The growing accessibility of diffusion models has revolutionized image editing but also raised significant concerns about unauthorized modifications, such as misinformation and plagiarism. Existing countermeasures largely rely on adversarial perturbations designed to disrupt diffusion model outputs. However, these approaches are found to be easily neutralized by simple image preprocessing techniques, such as compression and noise addition. To address this limitation, we propose GuardDoor, a novel and robust protection mechanism that fosters collaboration between image owners and model providers. Specifically, the model provider participating in the mechanism fine-tunes the image encoder to embed a protective backdoor, allowing image owners to request the attachment of imperceptible triggers to their images. When unauthorized users attempt to edit these protected images with this diffusion model, the model produces meaningless outputs, reducing the risk of malicious image editing. Our method demonstrates enhanced robustness against image preprocessing operations and is scalable for large-scale deployment. This work underscores the potential of cooperative frameworks between model providers and image owners to safeguard digital content in the era of generative AI.

Figures (5)

• Figure 1: Demonstration of how GuardDoor safeguards image against unauthorized edits. Left: Unauthorized users may bypass adversarial perturbation-based protections with image preprocessing, successfully misusing public diffusion models for malicious editing.
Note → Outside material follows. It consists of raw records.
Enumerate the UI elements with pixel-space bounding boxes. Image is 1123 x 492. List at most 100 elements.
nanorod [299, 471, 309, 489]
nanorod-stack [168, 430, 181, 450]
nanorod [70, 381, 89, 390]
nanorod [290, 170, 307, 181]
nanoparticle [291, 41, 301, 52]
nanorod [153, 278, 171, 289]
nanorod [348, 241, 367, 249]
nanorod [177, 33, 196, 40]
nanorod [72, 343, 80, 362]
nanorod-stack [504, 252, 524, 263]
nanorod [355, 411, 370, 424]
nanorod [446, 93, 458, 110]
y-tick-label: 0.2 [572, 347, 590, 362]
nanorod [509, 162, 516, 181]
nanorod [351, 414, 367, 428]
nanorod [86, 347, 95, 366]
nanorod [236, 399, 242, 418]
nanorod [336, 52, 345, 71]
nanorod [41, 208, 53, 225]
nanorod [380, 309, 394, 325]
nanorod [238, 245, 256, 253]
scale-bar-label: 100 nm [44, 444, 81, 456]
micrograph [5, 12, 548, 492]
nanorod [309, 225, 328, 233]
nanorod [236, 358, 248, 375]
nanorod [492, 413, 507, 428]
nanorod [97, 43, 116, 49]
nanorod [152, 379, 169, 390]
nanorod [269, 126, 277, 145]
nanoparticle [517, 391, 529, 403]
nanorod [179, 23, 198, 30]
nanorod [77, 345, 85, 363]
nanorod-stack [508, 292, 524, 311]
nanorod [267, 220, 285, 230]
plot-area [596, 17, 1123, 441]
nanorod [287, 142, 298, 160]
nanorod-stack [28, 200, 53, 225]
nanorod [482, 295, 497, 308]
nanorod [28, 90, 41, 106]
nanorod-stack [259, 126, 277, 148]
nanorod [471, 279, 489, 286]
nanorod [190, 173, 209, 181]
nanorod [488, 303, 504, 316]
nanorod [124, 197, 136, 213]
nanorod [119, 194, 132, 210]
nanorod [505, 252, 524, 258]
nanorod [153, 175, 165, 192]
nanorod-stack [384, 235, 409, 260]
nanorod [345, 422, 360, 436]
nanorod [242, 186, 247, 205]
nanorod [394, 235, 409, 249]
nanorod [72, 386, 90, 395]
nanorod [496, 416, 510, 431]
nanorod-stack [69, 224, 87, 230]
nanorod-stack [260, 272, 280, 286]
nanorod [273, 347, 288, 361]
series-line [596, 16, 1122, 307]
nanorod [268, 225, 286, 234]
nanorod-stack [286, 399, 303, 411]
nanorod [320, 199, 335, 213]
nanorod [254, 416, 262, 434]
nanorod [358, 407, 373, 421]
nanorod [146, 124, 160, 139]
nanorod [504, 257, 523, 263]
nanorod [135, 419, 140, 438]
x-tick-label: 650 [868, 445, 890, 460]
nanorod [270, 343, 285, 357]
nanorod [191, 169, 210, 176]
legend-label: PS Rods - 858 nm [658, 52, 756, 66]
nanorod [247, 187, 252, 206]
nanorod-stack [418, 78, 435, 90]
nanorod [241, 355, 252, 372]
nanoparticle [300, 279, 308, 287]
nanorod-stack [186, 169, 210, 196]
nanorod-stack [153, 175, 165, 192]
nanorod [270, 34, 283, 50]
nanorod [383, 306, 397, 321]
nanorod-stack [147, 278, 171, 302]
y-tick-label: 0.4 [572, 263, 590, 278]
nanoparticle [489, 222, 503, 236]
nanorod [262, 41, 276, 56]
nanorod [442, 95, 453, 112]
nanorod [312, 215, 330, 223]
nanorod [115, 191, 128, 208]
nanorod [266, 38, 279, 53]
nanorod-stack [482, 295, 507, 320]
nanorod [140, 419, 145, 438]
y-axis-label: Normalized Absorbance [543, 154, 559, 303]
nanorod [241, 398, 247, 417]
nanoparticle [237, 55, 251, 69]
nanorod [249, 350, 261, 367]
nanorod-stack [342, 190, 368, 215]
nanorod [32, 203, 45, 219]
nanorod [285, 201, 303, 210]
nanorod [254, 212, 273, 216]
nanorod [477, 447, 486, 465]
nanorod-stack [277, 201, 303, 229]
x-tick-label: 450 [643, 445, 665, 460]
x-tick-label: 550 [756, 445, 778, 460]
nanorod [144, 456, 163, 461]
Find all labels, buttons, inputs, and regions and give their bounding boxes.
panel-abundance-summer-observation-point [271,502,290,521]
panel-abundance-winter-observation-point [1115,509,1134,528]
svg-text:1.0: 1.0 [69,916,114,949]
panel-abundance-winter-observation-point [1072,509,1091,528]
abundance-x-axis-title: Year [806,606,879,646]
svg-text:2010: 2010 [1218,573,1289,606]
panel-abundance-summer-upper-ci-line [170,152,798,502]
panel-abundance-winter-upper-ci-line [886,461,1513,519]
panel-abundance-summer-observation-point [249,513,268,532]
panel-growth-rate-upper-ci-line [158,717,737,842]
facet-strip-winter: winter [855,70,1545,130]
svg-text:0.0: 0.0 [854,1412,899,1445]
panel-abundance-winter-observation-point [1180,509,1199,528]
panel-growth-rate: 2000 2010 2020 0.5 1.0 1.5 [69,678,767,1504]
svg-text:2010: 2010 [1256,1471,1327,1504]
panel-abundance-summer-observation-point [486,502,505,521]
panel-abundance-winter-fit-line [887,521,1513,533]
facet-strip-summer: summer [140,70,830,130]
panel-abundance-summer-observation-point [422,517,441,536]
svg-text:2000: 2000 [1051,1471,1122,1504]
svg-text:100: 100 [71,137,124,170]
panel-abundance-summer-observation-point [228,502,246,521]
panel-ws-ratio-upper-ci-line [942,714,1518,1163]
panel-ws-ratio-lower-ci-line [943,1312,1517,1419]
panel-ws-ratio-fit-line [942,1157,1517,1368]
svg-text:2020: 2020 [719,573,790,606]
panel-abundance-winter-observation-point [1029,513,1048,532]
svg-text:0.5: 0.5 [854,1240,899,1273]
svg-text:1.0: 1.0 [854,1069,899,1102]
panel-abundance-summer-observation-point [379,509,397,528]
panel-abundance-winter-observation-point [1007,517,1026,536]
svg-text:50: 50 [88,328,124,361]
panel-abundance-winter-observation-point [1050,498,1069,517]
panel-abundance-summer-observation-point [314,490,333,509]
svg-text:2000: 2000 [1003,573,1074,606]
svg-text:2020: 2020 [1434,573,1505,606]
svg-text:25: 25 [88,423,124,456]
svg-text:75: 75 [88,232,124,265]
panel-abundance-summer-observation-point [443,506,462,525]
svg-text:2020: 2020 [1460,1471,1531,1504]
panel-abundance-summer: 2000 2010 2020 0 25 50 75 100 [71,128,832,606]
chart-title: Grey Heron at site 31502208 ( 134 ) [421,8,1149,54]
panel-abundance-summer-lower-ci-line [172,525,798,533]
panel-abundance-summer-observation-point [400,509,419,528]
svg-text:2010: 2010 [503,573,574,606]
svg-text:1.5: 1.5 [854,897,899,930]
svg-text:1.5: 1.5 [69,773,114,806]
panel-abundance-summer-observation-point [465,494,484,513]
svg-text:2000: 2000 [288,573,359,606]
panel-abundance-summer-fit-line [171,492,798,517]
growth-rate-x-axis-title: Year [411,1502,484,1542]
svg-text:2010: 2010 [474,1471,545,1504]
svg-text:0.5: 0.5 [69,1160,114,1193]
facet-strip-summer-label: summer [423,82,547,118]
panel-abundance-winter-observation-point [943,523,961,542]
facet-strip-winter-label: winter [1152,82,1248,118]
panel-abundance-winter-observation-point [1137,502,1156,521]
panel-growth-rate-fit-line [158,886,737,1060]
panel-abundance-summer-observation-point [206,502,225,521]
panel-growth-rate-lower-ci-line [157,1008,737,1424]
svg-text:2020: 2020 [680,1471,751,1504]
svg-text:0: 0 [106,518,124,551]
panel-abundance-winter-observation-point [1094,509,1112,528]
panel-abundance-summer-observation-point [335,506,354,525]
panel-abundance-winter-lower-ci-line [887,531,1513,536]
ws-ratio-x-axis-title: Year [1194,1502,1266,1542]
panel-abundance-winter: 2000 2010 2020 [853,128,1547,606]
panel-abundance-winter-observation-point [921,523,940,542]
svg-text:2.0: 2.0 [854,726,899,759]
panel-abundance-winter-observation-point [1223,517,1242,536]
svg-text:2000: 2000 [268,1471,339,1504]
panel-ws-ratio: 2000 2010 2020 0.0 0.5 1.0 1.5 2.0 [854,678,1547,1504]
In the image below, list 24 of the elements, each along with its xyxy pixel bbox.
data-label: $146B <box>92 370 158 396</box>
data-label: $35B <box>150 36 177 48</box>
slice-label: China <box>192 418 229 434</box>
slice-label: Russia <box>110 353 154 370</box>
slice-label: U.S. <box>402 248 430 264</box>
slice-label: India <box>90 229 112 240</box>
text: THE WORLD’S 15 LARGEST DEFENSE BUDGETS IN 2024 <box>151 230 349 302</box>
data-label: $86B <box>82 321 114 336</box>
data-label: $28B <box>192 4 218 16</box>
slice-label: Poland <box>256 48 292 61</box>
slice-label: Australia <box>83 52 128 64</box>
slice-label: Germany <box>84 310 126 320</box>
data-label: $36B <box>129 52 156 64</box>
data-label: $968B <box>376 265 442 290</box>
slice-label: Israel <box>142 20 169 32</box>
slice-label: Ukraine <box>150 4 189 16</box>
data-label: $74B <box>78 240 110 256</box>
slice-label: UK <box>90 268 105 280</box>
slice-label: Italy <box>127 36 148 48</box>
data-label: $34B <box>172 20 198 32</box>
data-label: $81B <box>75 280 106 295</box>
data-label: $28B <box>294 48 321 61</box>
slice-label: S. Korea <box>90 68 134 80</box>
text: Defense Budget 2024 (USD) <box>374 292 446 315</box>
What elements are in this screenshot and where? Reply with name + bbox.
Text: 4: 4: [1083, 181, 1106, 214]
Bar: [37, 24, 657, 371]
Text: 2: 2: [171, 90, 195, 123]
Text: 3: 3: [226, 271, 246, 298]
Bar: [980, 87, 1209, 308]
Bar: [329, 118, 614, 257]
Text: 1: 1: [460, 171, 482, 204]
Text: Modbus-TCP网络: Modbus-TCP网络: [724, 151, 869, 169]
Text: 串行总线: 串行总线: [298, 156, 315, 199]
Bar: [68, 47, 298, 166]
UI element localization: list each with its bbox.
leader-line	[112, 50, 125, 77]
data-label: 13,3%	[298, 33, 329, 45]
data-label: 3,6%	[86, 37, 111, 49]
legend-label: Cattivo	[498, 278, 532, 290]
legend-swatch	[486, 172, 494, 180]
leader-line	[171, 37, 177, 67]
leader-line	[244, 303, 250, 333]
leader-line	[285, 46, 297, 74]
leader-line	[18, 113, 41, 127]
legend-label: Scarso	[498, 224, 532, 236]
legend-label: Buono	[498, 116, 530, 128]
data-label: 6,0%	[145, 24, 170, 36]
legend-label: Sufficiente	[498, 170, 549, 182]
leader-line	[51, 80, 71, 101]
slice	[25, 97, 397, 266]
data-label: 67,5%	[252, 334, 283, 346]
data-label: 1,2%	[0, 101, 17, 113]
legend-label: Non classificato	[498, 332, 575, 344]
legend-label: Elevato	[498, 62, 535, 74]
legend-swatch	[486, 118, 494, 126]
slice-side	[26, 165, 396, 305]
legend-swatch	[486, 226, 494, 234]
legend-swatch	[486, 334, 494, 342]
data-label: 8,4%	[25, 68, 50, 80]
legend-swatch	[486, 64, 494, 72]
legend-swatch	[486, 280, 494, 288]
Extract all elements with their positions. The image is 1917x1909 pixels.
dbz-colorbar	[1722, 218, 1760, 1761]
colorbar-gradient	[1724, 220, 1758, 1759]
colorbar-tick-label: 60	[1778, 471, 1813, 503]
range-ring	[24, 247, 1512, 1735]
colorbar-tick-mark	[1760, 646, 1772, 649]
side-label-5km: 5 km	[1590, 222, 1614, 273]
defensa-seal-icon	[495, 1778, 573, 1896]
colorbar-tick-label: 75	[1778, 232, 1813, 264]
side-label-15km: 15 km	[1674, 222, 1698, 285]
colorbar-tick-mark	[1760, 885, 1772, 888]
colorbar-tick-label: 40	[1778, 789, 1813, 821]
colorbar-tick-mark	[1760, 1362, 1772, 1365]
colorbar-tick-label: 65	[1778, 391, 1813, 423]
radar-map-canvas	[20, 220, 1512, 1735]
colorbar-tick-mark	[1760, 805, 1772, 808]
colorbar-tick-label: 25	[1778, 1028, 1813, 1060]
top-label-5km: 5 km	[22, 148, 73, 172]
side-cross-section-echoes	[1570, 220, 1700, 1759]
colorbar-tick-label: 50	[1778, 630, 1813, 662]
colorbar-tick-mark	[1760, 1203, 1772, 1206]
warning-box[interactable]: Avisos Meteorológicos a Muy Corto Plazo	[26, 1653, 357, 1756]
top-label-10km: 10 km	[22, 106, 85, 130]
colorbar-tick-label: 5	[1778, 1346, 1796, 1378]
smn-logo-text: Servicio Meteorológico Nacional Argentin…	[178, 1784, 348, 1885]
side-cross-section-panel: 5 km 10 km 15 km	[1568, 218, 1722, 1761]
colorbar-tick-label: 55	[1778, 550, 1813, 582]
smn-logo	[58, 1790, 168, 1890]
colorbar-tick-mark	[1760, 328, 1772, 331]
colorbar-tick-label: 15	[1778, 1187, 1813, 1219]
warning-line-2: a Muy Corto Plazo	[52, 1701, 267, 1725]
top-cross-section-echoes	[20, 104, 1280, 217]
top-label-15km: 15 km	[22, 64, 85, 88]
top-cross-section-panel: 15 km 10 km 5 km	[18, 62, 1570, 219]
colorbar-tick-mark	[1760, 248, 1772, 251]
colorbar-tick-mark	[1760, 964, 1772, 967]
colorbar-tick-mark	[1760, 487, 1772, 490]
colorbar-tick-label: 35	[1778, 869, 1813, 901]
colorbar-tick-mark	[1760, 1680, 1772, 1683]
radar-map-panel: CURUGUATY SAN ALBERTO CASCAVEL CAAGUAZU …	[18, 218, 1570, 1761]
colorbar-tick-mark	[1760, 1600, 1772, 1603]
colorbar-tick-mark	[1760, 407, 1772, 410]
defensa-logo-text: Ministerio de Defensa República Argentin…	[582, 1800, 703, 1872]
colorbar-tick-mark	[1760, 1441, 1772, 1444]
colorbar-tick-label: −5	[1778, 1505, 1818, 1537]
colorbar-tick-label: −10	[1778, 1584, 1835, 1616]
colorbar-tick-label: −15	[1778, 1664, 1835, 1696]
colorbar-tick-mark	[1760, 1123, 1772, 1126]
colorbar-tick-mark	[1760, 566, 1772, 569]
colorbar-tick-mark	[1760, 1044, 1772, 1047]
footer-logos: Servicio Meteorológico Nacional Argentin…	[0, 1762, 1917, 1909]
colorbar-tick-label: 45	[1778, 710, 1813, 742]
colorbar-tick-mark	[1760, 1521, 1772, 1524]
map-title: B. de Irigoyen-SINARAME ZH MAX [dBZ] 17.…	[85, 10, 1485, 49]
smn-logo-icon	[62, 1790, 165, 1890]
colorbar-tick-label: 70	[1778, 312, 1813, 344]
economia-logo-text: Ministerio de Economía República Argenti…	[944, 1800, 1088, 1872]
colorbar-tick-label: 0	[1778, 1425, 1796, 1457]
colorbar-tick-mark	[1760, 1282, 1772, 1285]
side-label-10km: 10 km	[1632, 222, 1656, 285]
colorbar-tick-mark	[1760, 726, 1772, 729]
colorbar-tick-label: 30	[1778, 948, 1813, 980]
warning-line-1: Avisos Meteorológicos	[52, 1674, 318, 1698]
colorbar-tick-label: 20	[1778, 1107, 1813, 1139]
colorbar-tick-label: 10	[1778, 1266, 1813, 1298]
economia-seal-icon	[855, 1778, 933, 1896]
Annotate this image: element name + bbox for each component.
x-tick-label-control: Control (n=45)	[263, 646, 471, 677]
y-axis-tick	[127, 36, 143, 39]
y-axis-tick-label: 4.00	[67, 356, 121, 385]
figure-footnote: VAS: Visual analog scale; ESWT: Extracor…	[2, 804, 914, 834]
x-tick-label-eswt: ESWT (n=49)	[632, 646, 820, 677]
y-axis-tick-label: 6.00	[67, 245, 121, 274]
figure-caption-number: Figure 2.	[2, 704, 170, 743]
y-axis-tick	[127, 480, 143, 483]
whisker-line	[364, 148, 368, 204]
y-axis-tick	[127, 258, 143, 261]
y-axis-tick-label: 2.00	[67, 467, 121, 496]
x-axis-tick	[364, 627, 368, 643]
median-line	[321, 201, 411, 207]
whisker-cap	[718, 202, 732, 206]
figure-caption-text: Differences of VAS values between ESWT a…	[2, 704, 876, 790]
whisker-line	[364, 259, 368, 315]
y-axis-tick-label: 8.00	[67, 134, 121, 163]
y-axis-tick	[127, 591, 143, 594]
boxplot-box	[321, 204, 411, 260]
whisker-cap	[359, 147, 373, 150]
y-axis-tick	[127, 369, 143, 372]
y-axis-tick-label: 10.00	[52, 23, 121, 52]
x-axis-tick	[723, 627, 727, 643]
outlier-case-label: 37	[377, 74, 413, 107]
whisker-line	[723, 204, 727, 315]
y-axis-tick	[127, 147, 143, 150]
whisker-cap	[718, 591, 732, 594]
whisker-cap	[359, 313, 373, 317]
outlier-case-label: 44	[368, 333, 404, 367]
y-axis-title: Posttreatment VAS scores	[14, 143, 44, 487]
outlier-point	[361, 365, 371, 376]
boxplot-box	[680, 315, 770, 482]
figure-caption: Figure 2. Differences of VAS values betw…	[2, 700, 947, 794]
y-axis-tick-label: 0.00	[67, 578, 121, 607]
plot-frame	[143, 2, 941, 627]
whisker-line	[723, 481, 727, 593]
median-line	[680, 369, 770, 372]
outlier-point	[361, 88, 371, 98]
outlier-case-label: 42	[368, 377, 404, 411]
Right: By collaborating with model providers, GuardDoor embeds protective triggers into images and injects protective backdoors into diffusion models, ensuring that protection remains effective even after image preprocessing.
• Figure 2: Overview of GuardDoor's protection mechanism: The process begins with the generation of protective triggers through a pre-trained VAE. During model fine-tuning, the image encoder of the diffusion model is trained to associate these triggers with a predefined output, such as a black image, while a utility loss ensures the encoder maintains its functionality for clean images. At the inference stage, protected images are processed by unauthorized users attempting edits, but the embedded triggers activate the protective backdoor, neutralizing edits by producing meaningless outputs.
• Figure 3: Qualitative comparison of different protection methods under various attack scenarios. GuardDoor's protective triggers remain imperceptible while effectively preventing unauthorized edits. In contrast, PhotoGuard begins to fail under attacks like DiffPure and JPEG compression, allowing the diffusion model to generate outputs resembling the original image.
• Figure 4: Instructions provided to GPT-4o for evaluating the effectiveness of different protection methods. The model scores the protected images based on similarity to the original image and overall quality of the generated output.
• Figure 5: Visualization of the noise pattern introduced by GuardDoor. From left to right: (1) Original image, (2) Protected image, (3) Noise pattern, and (4) Noise pattern after preprocessing. The noise pattern is imperceptible and remains effective even after common preprocessing techniques, ensuring robustness against unauthorized image modifications.